Enistor, left alone, touched the old man, wondering how he would be able to revive him, as this was no ordinary faint. But the moment Alice left the room Narvaez sat up, apparently his usual self.
"Did The Adversary strike you down?" asked the Squire, still pale and unstrung.
"No! It was One I do not choose to name. But I defy Him! I defy Him!" He shook his fists in the air with impotent anger. "I shall win yet! I shall win yet!"
[CHAPTER XVI]
THE DISCIPLE OF LOVE
Next day at noon, Montrose returned to Tremore accompanied by the doctor, to be received by the housekeeper, as Mr. Enistor had gone to see Señor Narvaez, and Alice was still in bed. Knowing from Eberstein that the girl had been submitted to an ordeal, Douglas anxiously demanded if she was ill. But, much to his relief, the answer immediately reassured him.

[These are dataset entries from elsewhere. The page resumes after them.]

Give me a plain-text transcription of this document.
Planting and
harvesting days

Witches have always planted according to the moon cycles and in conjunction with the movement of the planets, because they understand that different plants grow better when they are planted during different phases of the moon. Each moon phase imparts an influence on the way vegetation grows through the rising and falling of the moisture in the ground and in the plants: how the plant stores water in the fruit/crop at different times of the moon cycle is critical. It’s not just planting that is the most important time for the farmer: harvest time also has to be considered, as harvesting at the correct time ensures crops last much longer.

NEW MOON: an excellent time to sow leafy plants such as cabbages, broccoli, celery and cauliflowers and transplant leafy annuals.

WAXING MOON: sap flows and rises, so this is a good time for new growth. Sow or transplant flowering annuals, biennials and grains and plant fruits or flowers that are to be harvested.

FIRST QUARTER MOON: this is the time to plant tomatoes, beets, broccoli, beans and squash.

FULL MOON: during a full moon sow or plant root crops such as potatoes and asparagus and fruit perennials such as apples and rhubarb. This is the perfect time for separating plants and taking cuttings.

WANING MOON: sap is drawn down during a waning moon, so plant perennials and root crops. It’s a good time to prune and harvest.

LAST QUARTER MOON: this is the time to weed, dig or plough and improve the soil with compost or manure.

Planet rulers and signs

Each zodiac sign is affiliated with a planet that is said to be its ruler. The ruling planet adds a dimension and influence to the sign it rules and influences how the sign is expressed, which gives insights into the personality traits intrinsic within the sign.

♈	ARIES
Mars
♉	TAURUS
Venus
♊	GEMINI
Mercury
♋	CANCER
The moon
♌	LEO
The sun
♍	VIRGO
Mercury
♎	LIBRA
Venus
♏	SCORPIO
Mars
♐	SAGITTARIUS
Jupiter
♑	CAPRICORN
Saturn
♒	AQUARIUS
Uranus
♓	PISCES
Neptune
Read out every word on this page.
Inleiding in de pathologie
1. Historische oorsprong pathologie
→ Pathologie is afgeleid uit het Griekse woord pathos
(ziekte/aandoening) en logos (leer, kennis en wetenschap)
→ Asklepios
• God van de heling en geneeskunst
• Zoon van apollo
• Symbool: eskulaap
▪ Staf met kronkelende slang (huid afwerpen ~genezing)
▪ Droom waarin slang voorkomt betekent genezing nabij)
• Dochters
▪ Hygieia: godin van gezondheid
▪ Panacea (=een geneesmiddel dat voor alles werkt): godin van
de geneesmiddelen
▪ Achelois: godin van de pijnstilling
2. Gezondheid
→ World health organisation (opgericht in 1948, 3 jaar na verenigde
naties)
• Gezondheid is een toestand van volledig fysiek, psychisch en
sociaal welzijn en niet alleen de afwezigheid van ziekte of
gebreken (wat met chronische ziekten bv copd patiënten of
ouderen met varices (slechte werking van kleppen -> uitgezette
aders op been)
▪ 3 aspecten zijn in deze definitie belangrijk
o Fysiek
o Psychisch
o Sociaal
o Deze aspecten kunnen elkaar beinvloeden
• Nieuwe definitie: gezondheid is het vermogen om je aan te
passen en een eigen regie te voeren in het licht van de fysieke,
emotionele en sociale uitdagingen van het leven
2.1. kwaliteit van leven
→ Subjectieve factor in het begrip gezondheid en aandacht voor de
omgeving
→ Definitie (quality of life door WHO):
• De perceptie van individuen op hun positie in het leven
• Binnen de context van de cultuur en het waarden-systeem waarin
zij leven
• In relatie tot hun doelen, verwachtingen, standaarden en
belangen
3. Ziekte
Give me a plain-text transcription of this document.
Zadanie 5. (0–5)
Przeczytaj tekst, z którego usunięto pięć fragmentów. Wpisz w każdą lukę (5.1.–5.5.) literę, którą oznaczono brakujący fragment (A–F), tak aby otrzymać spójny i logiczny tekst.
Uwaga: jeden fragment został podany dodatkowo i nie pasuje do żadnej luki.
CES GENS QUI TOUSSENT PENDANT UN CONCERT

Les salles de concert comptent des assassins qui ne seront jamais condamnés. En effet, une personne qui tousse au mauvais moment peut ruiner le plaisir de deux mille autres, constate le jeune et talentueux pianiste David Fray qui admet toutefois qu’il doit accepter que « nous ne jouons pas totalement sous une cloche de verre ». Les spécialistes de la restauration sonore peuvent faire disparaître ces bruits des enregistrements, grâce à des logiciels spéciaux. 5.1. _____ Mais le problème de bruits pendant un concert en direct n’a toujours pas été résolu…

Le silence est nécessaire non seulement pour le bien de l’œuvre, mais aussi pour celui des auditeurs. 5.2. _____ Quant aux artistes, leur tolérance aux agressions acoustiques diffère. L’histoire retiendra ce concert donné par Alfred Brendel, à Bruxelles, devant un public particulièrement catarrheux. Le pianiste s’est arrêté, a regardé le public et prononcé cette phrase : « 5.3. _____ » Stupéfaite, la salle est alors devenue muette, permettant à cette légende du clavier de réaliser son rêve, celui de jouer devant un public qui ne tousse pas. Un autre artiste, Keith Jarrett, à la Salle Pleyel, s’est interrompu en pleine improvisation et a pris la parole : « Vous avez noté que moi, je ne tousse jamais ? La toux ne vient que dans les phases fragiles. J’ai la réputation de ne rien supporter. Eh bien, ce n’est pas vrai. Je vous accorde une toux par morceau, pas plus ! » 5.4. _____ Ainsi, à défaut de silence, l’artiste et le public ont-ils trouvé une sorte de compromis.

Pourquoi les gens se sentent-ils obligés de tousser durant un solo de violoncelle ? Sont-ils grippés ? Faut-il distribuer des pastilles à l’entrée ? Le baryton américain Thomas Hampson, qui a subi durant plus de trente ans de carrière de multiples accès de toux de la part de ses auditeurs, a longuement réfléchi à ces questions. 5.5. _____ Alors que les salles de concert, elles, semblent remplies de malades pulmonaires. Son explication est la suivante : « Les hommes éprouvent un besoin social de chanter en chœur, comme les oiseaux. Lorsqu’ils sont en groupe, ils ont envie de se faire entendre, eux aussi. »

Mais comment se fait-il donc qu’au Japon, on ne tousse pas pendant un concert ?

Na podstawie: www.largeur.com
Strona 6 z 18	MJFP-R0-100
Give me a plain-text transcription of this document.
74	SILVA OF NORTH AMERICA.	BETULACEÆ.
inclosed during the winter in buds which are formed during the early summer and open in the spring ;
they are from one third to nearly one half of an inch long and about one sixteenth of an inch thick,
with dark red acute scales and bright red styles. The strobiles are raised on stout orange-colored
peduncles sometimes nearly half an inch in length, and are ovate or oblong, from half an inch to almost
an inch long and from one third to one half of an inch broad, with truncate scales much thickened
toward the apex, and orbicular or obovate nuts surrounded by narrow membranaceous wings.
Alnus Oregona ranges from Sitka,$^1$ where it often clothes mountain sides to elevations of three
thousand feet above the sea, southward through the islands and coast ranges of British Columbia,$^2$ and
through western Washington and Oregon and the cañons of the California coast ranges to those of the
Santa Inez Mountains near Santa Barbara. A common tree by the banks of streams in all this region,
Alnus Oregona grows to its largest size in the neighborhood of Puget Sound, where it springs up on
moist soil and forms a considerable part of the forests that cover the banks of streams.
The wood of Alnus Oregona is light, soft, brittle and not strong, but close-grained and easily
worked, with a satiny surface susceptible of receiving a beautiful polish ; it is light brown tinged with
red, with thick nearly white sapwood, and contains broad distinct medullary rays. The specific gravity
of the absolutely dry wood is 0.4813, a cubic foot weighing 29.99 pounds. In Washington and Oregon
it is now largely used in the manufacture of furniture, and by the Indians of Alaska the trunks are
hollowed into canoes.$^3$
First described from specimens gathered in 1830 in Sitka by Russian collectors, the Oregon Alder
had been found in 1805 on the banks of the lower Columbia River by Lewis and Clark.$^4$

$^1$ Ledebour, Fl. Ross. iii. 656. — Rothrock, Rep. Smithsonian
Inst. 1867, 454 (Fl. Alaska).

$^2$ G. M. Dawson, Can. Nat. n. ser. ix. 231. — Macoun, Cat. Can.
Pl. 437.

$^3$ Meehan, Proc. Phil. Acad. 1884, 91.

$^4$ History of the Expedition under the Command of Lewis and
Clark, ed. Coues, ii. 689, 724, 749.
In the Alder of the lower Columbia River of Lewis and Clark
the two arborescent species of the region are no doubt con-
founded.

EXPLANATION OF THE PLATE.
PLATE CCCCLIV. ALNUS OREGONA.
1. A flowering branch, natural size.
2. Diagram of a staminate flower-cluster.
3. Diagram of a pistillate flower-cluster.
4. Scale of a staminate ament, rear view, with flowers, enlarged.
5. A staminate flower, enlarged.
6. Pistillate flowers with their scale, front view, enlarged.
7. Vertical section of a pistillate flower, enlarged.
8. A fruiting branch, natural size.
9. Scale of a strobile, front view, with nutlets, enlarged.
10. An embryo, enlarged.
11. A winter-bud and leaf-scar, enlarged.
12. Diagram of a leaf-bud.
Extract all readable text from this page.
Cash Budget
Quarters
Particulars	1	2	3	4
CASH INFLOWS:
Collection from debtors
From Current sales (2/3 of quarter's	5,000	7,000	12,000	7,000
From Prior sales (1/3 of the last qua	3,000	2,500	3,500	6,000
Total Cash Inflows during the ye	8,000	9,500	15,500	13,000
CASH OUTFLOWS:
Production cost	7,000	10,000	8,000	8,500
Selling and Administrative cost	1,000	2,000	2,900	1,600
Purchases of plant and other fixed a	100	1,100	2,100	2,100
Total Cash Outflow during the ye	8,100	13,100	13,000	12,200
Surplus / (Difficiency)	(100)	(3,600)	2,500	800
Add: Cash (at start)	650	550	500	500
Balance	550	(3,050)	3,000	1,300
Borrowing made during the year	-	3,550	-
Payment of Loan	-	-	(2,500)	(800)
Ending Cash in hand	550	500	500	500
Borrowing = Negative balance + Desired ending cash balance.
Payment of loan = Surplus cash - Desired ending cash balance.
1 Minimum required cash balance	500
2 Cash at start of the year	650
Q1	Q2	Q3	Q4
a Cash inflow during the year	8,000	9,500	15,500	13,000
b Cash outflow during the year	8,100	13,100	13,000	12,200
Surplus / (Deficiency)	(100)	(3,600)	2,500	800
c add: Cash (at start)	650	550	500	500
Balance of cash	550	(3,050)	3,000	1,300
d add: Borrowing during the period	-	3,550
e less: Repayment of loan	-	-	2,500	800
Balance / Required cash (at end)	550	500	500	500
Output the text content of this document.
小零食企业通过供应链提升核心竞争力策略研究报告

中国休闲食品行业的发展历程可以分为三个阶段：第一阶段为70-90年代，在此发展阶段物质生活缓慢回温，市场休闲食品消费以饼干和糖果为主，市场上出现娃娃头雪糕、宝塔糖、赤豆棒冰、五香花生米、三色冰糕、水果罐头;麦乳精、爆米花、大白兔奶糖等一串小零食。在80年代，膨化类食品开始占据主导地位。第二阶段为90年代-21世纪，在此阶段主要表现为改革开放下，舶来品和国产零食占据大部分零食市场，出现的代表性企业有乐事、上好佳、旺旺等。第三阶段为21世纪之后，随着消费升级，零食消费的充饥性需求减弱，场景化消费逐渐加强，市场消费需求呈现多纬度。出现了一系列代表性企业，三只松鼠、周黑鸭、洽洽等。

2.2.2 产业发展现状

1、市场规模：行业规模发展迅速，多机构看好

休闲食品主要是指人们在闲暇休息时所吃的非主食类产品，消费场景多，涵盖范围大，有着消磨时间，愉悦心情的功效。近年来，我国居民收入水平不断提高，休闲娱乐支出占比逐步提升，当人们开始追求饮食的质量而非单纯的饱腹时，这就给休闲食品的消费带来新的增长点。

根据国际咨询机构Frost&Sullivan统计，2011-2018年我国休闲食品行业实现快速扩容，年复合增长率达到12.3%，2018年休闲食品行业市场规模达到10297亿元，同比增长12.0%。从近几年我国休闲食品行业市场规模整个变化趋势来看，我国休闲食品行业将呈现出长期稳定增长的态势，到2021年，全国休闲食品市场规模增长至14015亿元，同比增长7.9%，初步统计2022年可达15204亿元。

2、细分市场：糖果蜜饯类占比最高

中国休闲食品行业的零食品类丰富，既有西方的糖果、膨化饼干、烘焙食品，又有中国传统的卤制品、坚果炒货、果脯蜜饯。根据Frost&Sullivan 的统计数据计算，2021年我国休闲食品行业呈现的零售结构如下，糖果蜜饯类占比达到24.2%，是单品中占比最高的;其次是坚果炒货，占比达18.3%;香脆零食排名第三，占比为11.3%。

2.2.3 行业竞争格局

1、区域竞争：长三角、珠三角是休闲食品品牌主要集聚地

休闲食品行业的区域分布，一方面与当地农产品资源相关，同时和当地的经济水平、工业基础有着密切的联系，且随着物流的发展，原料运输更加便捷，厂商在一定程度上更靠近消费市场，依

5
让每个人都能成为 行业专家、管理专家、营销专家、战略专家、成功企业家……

"Ill, sir? No, sir," responded the housekeeper, who was a voluble talker, "though she did go to bed early last night with no dinner and only a glass of milk to keep her up, which isn't enough nourishment for a young thing like Miss Alice. But she was sleeping so lovely that the master said she had better sleep on. But I think she is getting up now, sir, and when she knows that you are here, sir——" the housekeeper looked significantly at the young man and departed smiling, with her sentence uncompleted. She was an old and valued servant, who quite approved of the match.
"You are sure Alice hasn't suffered?" demanded Montrose for the twentieth time, and prowling restlessly about the drawing-room.